The officials, who briefed reporters on background in a conference call Tuesday evening, said there was "nothing unusual" throughout the day of the attack, September 11. The ambassador held an evening meeting with a Turkish diplomat and then retired to his room in one of the compound's buildings at 9 p.m., according to the officials.
The call, a day ahead of a congressional hearing into security failings at the diplomatic mission, was an attempt to offer the State Department's view that the severity of the attack and speed at which it unfolded made it impossible to defend even with some of the increased security measures that had been requested -- but not fulfilled -- before September 11.
The first sign of a problem came at 9:40 p.m. when diplomatic security agents heard loud talking outside the compound, along with gunfire and explosions.
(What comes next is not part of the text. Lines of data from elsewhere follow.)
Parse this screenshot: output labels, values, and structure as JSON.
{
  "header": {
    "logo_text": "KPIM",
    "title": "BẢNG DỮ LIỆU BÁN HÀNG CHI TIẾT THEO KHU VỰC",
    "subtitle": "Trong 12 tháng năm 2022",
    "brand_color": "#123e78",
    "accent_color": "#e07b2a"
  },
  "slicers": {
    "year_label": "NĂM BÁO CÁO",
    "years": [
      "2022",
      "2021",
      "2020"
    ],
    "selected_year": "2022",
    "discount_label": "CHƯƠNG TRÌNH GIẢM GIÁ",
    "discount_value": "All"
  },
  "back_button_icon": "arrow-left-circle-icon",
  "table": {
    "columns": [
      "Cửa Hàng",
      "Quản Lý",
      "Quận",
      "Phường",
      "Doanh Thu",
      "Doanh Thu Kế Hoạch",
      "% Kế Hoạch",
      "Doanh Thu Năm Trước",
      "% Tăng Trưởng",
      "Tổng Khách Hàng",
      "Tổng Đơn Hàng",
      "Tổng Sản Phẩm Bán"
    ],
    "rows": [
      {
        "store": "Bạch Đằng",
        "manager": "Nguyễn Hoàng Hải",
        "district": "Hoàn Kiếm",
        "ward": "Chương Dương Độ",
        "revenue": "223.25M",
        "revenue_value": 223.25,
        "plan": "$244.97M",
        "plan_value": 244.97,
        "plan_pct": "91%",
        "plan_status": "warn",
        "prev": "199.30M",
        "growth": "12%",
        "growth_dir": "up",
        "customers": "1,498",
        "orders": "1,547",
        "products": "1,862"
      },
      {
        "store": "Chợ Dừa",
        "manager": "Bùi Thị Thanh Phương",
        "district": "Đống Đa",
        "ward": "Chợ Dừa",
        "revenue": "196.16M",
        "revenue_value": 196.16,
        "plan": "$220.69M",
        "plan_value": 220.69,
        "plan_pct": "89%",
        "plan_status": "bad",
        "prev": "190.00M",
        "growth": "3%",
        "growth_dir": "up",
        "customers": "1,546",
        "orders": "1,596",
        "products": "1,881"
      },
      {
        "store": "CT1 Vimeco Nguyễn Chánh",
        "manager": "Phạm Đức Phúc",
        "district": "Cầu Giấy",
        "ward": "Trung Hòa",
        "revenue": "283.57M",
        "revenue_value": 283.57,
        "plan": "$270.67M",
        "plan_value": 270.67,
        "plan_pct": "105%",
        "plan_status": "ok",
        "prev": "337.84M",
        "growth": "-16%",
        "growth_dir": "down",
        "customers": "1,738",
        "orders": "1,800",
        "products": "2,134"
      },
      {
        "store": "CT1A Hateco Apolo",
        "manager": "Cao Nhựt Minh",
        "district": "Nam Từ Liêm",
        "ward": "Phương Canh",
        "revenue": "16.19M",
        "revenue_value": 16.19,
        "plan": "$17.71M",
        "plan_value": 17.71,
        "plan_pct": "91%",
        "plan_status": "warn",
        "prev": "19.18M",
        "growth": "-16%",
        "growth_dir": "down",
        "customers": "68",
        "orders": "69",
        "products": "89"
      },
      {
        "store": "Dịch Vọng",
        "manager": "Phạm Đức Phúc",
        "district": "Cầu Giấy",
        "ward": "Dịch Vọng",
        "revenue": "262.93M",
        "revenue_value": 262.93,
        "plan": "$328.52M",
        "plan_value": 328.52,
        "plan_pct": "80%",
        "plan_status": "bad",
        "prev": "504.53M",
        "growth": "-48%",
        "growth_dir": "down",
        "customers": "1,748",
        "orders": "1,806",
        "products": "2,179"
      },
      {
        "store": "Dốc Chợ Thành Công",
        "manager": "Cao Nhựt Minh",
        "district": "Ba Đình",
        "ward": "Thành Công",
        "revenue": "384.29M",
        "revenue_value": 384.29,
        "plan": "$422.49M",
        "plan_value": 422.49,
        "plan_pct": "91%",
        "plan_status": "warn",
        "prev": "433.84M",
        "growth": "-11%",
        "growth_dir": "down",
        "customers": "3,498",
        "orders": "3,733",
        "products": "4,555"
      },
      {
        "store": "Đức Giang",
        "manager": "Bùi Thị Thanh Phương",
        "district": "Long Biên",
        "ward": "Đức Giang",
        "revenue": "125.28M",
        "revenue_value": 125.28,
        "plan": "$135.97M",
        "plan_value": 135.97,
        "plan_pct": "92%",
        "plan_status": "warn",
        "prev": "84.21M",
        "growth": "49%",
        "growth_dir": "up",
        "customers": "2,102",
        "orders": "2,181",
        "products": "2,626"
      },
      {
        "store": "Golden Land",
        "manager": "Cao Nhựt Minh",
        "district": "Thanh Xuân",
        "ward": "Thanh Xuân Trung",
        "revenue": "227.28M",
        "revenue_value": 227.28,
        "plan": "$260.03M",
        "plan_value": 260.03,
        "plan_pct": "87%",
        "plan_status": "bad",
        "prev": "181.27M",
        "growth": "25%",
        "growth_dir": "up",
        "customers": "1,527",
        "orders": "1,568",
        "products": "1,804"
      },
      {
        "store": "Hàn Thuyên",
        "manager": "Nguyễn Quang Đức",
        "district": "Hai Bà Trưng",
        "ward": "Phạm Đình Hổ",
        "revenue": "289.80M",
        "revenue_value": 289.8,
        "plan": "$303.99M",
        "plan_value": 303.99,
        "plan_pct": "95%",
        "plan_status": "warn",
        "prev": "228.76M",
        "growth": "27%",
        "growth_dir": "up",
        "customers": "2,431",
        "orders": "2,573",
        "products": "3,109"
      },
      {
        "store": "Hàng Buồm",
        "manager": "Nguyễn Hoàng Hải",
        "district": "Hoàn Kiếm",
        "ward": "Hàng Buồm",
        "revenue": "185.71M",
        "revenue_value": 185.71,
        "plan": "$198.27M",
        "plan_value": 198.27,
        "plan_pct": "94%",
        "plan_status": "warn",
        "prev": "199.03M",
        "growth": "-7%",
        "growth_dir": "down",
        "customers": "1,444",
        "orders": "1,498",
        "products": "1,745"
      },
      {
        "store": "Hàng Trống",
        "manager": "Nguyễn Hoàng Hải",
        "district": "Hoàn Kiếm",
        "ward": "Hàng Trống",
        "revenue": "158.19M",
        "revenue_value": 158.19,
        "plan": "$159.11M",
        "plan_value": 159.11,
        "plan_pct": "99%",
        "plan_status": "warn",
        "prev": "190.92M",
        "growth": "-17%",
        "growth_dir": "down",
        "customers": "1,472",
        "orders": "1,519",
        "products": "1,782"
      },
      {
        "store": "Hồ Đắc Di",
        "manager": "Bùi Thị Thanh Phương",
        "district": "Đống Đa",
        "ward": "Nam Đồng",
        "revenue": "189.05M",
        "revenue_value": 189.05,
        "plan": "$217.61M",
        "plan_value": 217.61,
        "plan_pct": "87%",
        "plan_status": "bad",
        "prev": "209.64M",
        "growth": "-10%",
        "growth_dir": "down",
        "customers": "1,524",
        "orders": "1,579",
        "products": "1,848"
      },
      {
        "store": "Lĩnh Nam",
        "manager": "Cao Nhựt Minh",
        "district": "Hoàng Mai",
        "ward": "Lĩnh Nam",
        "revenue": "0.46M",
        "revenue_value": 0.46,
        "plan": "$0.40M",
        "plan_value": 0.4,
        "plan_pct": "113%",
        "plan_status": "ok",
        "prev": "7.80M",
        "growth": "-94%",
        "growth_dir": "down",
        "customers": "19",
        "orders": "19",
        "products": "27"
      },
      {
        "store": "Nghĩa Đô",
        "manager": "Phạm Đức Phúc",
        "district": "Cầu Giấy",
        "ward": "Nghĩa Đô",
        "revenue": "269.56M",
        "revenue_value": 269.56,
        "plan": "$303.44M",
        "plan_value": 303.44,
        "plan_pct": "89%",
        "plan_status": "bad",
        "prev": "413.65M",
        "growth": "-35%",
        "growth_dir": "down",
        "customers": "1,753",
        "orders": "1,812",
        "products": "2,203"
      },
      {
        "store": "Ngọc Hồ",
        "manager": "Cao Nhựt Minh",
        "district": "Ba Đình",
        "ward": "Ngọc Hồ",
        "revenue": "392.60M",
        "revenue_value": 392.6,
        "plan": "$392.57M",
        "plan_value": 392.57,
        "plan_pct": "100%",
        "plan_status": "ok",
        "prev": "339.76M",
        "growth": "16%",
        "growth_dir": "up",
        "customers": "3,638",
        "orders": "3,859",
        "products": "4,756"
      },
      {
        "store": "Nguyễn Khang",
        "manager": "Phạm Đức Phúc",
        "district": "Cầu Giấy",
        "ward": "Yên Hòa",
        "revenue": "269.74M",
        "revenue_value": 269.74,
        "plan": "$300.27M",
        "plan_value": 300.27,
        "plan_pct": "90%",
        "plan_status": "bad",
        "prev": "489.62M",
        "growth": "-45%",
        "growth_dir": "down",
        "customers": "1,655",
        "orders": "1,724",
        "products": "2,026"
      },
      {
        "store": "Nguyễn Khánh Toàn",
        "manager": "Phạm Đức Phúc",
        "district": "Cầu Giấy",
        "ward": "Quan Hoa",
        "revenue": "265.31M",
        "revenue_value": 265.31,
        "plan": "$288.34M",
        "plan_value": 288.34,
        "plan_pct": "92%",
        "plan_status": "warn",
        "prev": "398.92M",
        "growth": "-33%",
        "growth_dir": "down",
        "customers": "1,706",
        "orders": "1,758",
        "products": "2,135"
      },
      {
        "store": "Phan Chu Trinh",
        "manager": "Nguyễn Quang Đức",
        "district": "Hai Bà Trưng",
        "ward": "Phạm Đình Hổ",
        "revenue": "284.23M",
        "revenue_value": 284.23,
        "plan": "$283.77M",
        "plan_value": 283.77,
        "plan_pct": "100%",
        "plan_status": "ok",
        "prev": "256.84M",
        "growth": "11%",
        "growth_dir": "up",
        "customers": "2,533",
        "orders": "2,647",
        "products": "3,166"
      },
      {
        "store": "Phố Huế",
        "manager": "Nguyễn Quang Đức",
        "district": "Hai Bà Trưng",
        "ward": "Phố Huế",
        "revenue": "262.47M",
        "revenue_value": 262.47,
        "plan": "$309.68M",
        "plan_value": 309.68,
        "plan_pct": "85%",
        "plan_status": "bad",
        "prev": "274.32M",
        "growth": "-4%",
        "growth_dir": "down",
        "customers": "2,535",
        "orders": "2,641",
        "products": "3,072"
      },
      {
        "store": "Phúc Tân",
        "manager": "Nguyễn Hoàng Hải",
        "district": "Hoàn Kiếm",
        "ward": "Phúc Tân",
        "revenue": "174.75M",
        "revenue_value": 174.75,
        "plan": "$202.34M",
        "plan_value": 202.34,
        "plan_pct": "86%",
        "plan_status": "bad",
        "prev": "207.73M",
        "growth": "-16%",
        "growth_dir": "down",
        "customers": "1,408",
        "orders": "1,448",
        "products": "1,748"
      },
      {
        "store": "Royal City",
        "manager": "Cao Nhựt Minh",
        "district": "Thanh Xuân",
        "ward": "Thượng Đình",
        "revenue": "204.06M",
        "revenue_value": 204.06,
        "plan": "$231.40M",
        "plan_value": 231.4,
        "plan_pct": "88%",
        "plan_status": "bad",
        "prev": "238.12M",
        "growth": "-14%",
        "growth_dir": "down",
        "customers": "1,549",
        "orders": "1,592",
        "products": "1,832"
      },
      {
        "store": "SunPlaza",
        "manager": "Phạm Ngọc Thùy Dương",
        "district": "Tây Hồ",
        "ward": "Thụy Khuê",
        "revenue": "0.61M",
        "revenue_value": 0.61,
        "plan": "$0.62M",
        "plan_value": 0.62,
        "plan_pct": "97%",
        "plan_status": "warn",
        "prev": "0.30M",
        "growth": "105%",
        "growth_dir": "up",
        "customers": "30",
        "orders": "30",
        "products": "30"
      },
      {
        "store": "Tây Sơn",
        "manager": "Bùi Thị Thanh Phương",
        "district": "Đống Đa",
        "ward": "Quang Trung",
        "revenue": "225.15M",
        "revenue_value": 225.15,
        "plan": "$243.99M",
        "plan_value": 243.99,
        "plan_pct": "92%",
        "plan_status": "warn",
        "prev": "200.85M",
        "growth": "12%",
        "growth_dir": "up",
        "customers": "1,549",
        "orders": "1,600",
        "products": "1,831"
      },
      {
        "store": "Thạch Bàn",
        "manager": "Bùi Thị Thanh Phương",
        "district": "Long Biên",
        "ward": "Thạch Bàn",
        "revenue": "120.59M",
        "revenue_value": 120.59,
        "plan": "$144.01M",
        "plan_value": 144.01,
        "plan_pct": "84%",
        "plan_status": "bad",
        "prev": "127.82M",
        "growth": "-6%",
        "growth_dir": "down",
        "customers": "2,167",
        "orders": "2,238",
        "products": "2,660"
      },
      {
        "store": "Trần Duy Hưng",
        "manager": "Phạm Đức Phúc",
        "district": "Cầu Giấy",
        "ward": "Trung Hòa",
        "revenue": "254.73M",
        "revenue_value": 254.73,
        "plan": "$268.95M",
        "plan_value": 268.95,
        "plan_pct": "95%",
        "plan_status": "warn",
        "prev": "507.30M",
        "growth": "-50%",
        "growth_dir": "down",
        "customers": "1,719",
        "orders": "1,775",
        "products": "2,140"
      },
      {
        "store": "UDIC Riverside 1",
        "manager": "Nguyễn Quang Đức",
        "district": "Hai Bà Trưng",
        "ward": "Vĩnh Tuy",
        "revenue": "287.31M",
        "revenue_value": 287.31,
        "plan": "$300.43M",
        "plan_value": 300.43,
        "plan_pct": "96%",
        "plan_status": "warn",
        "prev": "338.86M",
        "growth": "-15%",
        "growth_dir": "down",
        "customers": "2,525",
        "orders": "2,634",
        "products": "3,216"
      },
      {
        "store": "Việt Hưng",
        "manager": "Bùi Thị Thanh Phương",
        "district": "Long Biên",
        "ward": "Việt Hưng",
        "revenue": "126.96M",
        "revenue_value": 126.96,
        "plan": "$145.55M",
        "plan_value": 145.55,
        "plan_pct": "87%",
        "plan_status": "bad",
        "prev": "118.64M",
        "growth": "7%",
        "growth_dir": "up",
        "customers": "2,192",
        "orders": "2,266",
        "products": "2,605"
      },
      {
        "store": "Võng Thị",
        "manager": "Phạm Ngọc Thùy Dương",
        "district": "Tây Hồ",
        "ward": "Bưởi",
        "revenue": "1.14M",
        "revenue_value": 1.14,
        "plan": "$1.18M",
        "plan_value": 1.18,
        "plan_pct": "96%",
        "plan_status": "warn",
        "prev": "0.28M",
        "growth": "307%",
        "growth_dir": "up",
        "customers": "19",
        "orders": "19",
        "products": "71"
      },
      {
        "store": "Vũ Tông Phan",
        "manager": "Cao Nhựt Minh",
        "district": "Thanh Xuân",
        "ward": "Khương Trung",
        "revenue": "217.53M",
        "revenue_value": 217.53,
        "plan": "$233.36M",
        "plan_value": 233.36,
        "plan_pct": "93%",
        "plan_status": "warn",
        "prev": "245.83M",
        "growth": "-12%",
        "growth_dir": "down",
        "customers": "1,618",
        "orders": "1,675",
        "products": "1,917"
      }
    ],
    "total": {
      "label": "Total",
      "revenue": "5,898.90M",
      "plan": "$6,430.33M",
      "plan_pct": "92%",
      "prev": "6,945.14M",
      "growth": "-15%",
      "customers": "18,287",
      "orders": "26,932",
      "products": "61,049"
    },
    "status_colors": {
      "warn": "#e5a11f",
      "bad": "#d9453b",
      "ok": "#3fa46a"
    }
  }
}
Asked whether the attack was a spontaneous assault taking advantage of a demonstration, as originally asserted by Obama administration officials, one senior official said, "That was not our conclusion."
"We don't necessarily have a conclusion," the State Department official said.
The two senior officials offered riveting detail of the attack, by what one official described as "dozens of armed men," marauding from building to building in the enormous complex and, later, firing mortars on a U.S. annex less than a mile away.
The attack created havoc on the compound, which had four buildings, including one that was used as a residence with bedrooms. The ambassador and two of his security personnel took refuge in a fortified room in the residence but the attackers penetrated the building, said the official. The attackers doused the building with diesel fuel and set it ablaze. The three men decided to leave the safe haven and move to a bathroom to be able to breathe.
In the chaos and smoke they were unable to find the ambassador. One official said it still is unclear how the ambassador got to the hospital where he was declared dead. Hospital personnel found his cell phone in his pocket and began calling numbers. That, the official says, is how U.S. officials learned where he was.
The officials echoed what administration officials have maintained since the attack: that U.S. and Libyan security personnel in Benghazi were outmanned and that no reasonable security presence could have fended off the assault.
As one official said: "The lethality and the number of armed people is unprecedented. There had been no attacks like that anywhere in Libya -- Tripoli, Benghazi or anywhere -- in the time that we had been there. And so it is unprecedented, in fact, it would be very, very hard to find precedent for an attack like (it) in recent diplomatic history."